It has been known for some time that glucose provides up to 75% of the acetyl units for intramuscular fat lipogenesis (Smith and Crouse, 1984). More recently, in vivo studies have demonstrated that marbling expression is related to serum glucose concentrations in growing cattle when marbling is measured by ultrasound (Schoonmaker et al., 2003). These observations are congruent with production systems which have been developed to maximize starch intake throughout the life of early weaned calves to improve quality grade (Myers et al., 1999). Therefore, a working hypothesis has been developed that suggests dietary management strategies that reduce serum glucose levels also have the potential to detrimentally affect marbling.

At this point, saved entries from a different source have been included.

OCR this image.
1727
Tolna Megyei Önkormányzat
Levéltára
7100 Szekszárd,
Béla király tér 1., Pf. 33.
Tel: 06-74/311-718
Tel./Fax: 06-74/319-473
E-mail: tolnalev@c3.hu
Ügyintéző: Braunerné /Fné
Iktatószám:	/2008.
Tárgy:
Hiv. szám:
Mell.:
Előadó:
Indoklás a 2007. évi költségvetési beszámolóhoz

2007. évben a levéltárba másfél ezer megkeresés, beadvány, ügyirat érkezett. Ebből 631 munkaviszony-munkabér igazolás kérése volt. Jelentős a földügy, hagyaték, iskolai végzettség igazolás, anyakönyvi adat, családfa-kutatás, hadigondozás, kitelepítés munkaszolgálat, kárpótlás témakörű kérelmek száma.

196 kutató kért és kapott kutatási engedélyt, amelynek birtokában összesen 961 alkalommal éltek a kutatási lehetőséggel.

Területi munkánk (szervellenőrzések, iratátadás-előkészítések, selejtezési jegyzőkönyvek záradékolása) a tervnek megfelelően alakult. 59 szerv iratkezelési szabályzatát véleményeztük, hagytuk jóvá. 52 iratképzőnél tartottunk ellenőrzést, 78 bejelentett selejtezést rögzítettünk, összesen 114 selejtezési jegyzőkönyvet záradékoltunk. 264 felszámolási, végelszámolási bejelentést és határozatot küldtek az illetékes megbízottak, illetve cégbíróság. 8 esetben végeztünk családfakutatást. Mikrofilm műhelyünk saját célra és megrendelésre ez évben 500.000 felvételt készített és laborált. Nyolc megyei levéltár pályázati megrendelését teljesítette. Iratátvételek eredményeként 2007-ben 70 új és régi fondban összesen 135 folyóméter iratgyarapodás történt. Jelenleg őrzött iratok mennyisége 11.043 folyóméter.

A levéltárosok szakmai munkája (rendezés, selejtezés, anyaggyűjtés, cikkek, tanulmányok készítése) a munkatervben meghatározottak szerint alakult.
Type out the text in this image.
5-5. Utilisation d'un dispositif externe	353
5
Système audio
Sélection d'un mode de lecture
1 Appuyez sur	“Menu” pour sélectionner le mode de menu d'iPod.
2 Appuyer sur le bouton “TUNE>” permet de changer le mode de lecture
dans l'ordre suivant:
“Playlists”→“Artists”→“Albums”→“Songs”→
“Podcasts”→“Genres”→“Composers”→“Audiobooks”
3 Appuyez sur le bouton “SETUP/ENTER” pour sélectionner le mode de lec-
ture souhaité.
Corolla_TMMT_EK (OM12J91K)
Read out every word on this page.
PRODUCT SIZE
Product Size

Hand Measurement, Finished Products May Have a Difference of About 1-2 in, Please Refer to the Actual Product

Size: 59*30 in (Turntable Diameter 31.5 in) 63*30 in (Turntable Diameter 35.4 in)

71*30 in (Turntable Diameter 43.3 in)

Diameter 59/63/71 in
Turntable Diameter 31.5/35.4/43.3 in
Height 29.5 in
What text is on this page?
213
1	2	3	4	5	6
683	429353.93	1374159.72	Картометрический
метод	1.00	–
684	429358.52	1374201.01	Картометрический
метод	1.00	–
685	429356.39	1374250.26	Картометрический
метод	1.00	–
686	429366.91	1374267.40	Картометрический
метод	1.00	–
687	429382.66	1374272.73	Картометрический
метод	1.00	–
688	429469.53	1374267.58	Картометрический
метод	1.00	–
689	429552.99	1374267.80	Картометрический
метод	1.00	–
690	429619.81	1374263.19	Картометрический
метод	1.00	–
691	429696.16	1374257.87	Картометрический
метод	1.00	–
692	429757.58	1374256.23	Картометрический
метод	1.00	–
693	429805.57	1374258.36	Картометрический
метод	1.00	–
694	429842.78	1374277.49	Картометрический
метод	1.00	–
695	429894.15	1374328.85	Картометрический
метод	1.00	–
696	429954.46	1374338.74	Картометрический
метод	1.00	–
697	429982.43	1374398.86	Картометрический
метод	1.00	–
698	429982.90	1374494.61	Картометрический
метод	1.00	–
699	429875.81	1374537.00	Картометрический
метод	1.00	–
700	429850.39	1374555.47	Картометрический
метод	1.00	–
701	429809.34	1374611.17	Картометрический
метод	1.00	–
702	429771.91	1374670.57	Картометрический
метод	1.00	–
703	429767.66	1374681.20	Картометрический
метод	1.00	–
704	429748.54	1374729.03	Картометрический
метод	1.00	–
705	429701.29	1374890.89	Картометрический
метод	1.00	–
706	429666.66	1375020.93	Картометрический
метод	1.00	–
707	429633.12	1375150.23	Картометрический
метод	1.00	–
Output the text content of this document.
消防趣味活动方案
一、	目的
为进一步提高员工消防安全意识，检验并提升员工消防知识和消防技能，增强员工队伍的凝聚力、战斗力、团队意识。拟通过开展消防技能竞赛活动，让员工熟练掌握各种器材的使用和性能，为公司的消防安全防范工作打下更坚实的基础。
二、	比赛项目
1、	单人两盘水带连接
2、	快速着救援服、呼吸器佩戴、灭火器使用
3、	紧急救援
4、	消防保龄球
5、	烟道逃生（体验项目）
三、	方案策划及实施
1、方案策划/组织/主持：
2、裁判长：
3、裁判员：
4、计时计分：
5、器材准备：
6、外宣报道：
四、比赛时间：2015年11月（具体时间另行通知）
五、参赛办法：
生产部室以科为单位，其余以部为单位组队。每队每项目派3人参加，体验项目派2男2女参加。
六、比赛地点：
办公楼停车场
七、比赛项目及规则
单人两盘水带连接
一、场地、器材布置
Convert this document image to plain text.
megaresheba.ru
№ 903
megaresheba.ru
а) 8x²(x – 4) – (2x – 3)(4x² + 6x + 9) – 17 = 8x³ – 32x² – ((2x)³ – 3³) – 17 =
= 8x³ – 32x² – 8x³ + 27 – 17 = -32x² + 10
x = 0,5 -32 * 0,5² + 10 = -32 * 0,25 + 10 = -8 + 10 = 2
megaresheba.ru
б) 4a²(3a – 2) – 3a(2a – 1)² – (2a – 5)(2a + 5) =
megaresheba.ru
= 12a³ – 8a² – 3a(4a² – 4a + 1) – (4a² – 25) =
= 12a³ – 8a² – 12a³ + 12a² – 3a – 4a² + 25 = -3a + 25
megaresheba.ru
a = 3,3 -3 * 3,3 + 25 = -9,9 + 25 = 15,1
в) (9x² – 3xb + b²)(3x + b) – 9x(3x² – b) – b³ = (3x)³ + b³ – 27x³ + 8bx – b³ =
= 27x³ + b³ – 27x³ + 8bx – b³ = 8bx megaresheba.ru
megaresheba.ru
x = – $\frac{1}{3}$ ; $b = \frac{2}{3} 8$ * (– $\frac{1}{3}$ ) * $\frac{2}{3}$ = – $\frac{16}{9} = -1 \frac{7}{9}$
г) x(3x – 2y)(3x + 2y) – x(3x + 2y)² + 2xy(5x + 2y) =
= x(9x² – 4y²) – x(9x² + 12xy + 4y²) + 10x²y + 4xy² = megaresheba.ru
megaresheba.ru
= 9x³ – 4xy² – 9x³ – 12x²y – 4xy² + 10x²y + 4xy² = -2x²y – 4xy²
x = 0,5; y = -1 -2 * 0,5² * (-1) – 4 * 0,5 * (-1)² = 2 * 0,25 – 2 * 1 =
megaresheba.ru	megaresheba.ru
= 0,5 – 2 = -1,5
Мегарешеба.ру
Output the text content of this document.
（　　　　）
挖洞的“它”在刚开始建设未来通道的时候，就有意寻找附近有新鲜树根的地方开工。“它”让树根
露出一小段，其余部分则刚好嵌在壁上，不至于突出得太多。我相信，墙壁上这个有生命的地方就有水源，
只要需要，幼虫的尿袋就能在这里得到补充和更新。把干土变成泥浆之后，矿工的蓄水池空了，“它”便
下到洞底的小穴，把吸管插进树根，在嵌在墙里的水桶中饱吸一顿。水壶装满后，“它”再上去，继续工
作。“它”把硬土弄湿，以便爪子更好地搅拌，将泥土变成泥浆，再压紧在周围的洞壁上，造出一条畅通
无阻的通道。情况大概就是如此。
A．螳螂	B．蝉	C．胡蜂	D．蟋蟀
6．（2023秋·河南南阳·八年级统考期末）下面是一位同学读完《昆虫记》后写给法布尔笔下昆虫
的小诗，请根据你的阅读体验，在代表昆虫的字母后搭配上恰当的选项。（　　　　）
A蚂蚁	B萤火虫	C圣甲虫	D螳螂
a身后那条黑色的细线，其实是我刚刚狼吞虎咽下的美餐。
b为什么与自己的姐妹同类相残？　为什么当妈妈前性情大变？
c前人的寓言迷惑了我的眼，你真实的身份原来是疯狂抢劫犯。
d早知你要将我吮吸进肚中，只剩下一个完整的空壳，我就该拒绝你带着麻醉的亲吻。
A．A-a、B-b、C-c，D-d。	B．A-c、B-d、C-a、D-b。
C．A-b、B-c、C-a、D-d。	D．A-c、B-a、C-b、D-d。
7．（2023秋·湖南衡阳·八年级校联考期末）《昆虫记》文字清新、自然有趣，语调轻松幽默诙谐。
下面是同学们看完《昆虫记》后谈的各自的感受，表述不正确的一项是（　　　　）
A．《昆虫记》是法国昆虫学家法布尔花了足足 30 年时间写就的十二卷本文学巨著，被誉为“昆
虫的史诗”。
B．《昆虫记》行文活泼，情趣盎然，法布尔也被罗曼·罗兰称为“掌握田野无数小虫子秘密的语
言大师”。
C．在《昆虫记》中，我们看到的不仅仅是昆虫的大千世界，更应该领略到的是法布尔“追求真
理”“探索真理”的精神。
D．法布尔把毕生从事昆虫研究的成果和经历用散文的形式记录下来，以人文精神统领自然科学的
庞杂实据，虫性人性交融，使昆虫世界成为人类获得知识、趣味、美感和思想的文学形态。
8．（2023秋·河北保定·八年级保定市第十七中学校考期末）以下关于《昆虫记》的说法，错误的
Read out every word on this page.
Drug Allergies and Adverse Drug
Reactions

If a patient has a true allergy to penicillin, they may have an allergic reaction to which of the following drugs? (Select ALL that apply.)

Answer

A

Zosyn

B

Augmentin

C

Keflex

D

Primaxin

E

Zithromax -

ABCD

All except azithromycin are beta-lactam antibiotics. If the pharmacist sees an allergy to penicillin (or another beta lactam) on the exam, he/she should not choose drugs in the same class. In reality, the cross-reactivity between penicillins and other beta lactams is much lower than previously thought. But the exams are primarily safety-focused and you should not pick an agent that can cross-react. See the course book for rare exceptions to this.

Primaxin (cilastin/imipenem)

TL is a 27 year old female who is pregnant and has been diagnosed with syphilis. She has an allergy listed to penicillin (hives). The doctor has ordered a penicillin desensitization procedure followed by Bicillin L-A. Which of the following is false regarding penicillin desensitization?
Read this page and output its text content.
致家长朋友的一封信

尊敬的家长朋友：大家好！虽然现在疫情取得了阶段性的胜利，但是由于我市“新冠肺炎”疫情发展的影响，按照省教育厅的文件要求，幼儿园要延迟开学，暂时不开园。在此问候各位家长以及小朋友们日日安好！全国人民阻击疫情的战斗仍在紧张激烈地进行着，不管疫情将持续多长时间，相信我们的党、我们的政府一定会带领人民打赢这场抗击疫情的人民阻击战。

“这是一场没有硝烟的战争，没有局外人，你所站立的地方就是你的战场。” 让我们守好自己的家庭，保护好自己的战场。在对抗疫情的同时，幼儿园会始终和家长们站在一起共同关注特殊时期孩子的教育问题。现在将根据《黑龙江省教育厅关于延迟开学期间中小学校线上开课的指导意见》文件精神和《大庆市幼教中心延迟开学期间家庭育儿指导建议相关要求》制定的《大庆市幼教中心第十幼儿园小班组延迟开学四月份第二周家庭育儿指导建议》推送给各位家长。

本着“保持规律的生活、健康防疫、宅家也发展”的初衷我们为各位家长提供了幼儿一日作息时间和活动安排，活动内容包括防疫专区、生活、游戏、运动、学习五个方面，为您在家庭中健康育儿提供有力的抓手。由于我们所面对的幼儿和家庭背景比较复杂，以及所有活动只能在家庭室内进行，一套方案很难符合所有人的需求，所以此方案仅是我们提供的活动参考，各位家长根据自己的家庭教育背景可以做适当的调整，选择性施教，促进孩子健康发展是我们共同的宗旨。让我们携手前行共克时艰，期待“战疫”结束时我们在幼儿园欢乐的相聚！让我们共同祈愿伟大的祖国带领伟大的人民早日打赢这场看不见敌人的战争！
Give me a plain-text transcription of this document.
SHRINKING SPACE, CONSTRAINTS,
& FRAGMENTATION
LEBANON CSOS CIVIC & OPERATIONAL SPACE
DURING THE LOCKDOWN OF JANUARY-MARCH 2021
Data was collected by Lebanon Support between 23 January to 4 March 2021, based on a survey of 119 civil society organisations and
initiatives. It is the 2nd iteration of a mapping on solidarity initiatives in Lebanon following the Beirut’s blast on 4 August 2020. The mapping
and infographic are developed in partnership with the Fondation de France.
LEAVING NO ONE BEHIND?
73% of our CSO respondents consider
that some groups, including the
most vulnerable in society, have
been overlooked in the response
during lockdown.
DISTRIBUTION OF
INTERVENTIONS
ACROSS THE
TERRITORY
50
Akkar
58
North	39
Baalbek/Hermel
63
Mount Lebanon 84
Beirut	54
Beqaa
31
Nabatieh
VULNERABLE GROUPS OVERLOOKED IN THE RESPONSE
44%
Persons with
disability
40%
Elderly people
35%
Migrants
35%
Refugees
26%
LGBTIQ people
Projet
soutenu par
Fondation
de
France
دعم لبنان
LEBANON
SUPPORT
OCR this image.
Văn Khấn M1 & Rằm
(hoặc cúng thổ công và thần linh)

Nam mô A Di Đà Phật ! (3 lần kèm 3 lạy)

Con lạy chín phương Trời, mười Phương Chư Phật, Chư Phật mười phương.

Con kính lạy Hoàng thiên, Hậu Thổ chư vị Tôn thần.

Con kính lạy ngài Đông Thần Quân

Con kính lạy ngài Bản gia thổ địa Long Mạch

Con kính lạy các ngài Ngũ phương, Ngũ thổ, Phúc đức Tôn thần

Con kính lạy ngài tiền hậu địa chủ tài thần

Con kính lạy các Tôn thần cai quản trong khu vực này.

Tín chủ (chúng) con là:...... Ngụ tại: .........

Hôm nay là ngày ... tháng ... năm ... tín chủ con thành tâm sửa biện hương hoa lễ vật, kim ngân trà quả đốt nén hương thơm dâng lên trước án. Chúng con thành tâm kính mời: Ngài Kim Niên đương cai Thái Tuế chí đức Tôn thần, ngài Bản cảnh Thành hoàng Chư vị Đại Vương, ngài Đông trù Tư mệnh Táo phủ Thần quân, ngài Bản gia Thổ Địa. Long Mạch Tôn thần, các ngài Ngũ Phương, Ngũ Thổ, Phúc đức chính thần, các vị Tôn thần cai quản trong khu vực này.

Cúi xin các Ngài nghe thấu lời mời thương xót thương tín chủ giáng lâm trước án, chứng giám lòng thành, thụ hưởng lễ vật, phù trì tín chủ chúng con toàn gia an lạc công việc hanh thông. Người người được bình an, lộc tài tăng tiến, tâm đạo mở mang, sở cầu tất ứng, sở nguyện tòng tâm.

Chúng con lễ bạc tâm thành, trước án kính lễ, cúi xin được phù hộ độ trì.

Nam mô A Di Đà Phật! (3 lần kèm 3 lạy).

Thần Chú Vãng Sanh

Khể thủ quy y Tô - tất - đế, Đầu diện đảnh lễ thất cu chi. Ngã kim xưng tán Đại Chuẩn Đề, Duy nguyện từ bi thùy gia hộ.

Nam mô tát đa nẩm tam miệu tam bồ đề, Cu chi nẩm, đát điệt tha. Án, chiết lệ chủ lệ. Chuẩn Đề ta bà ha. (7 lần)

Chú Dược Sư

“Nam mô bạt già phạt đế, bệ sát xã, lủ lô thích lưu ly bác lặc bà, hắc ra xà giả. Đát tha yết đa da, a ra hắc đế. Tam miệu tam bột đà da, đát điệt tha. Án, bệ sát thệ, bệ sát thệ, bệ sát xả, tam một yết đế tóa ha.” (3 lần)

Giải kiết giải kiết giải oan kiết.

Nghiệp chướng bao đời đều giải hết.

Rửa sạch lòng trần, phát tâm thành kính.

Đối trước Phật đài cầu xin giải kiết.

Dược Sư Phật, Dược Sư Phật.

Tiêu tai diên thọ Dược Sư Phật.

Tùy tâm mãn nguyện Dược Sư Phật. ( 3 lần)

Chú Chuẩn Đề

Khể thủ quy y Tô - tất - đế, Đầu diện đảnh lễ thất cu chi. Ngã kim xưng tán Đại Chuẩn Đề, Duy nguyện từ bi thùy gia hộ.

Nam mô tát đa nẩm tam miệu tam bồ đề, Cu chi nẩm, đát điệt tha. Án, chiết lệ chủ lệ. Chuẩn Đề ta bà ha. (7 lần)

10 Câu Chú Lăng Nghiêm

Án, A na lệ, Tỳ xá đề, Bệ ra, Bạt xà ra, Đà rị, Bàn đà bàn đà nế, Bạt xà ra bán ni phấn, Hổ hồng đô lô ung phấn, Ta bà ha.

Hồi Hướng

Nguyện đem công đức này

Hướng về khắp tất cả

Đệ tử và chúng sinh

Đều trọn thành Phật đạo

The availability of distillers grains (DGs) will increase rapidly as the ethanol industry continues to expand. Current projections suggest that ethanol production will more than double from the current annual production of 6.5 billion gallons to 15 billion gallons produced annually by 2022. This level of ethanol production could result in an annual production of approximately 40 million tons (DM basis) of DGs. Feedlots will likely use much of the DGs because large quantities of the product can be transported to a single location and ruminants utilize highly fibrous feeds more effectively than non-ruminants. The US slaughters approximately 27 million fed cattle (steers and heifers) per year (USDA, 2008). If we assume fed cattle consume an average of 25 lbs of DM per day to account for northern and southern yards and cattle are on feed for an average of 150 days, then the US produces approximately 50 million tons of finished feed for feedlot cattle (DM basis). Therefore, feedyards would theoretically need to feed diets containing 80% DGs to utilize all of the DGs that will be produced. Although the feedyard industry will clearly not utilize all of the DGs, it is likely that DGs may be included in the diets of many of the fed cattle in the US in the future based on availability and increased demand for corn.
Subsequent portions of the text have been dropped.